How to Apply Cx-Cerclage (McDonald’s Method):
Simulation Of Cx Cerclage :
Post-Procedure Counselling: Hospital Stay : pt will be kept under observation for few hours after surgery and then discharged to go home. In some cases, if the gynecologist feels it necessary, the patient might be kept in the hospital overnight for observation. The catheter placed before surgery will be retained for some hours. If surgery has been performed under general anesthesia, solid and liquid food is withheld till the gynecologist ensures that normal intestinal movement has resumed. Before discharge, patient is examined again, the cervical sutures are checked and the catheter is removed urinary bladder. Investigations : USG is repeated after surgery to monitor fetal movements and fetal heart beat. If there has been any damage to the uterus or fetus during surgery, it can be detected during USG. Necessary treatment measures can then be implemented for rectifying the damage, if any.
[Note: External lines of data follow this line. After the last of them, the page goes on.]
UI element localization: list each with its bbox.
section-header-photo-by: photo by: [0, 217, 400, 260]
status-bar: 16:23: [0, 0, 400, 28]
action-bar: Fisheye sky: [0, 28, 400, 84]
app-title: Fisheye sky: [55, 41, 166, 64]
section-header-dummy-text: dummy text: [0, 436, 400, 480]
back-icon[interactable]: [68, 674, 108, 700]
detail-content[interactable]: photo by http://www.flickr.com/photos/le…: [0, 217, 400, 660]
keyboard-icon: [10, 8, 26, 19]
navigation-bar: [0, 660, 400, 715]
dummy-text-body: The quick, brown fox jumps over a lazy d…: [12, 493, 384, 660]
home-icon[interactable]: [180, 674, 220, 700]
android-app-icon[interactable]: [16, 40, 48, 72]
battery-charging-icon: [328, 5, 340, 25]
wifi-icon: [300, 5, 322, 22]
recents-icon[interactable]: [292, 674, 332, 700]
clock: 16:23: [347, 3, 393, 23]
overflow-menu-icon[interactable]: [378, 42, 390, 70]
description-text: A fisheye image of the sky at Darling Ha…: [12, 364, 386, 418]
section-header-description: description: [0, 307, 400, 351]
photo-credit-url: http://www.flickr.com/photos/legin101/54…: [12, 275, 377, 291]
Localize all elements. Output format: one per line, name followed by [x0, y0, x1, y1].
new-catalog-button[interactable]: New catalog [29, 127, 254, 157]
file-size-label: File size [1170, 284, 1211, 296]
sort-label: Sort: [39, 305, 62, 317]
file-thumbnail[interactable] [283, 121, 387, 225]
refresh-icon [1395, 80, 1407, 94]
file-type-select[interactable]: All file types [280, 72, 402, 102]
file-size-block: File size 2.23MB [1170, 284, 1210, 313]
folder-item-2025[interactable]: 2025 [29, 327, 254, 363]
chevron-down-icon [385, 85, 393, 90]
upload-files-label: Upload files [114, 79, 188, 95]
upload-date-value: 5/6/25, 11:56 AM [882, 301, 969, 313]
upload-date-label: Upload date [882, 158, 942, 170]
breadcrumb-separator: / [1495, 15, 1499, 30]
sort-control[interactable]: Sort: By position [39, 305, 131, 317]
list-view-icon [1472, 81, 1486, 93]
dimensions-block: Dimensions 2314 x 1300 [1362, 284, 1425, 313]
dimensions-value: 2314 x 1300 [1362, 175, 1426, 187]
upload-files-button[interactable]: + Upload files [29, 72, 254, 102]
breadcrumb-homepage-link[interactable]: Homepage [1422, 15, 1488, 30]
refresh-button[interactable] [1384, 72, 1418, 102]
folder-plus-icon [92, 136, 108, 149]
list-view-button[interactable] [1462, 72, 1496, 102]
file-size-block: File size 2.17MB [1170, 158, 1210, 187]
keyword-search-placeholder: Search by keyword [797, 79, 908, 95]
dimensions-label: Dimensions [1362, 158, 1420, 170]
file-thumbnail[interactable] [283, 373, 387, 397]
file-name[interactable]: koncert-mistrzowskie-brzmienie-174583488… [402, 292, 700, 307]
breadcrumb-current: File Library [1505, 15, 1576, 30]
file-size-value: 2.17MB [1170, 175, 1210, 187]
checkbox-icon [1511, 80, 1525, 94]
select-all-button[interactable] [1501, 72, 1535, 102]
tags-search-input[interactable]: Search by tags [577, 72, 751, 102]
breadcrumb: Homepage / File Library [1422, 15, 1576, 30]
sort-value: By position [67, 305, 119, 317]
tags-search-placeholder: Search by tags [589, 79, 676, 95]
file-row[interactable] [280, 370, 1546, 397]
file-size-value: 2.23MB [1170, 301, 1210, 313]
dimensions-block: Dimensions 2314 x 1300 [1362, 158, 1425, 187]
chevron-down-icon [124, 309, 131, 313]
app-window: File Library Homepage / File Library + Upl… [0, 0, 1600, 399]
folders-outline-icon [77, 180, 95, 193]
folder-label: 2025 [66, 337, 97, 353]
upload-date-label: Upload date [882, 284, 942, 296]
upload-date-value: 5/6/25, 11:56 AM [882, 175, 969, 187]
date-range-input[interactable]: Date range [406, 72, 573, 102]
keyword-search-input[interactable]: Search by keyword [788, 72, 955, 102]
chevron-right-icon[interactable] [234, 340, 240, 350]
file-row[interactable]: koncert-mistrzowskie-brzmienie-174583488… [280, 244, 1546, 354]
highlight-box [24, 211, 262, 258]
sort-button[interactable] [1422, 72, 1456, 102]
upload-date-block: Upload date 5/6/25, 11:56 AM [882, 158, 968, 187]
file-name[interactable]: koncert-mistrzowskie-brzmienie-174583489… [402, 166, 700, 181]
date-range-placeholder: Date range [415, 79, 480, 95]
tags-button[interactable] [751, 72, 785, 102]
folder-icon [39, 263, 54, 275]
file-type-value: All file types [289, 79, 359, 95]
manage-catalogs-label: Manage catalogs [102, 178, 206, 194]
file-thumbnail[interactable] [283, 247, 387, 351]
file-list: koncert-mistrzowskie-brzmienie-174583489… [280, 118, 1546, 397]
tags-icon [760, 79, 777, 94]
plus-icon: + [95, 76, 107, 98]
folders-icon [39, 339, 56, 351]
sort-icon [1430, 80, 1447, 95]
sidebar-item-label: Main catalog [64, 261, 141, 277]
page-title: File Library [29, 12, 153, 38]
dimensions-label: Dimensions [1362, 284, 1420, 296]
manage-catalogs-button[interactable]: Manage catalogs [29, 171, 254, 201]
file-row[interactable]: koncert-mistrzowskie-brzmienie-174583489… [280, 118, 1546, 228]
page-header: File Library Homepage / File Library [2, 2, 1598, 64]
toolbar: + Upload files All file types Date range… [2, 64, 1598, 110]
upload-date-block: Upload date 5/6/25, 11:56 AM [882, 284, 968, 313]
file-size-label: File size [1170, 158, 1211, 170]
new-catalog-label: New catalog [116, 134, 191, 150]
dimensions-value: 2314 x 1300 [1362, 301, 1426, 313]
Physical Activity : Pt. will be advised to take as much rest as possible after the surgery. A lot of physical activity or strain over the pelvic or abdominal muscles might loosen the cervical opening again and induce uterine contractions which could lead to miscarriage or early labor. Sexual Intercourse : Pt. will be advised to abstain from sexual intercourse for at least one week after surgery. Afterwards the patient is advised to be very careful during sex, so as to prevent rupture of the cervical stitches. Follow-up : Follow up visit to the doctor once a week or once in 15 days is recommended. Physical examination is done to look for changes in the cervical opening of thinness of cervix.
Removal Of Cx-Cerclage : Removal of Cervical Sutures: Cervical cerclage is removed in the absence of Pre-Term labor at 36-37 weeks or If labor begins before the expected due date, the cervical stitches or tape are removed to assist easy delivery of the baby. patient may resume normal physical activity afterwards till she goes into labor. If Trans-Abdominal Cerclage is used,it is removed by performing another surgery which will require another abdominal incision. it can be retained by women who plan to have further pregnancies as well. There is not need to remove it prior to labor. However, delivery will be done by C-Section in such cases.
Potential Complications of Cx-Cerclage Infection: While uncommon, infection of the cervix or vagina can occur. Bleeding: Most women experience some vaginal discharge(Brownish) and light bleeding after the procedure. Premature Rupture of Membranes: The membranes can rupture before the expected time of delivery. Preterm Labor: cerclage may not prevent preterm labor in all cases and itself can sometimes trigger premature contractions. Cervical Stenosis: cervix may become permanently narrowed after the procedure. Cervical Laceration or Trauma: If labor occurs before the cerclage is removed, there's a risk of tearing the cervix. Uterine Rupture (in rare cases): In some rare instances, a uterine rupture has been reported following cerclage . Fistula Formation: In rare cases, fistulas between the vagina and Urinary bladder can develop.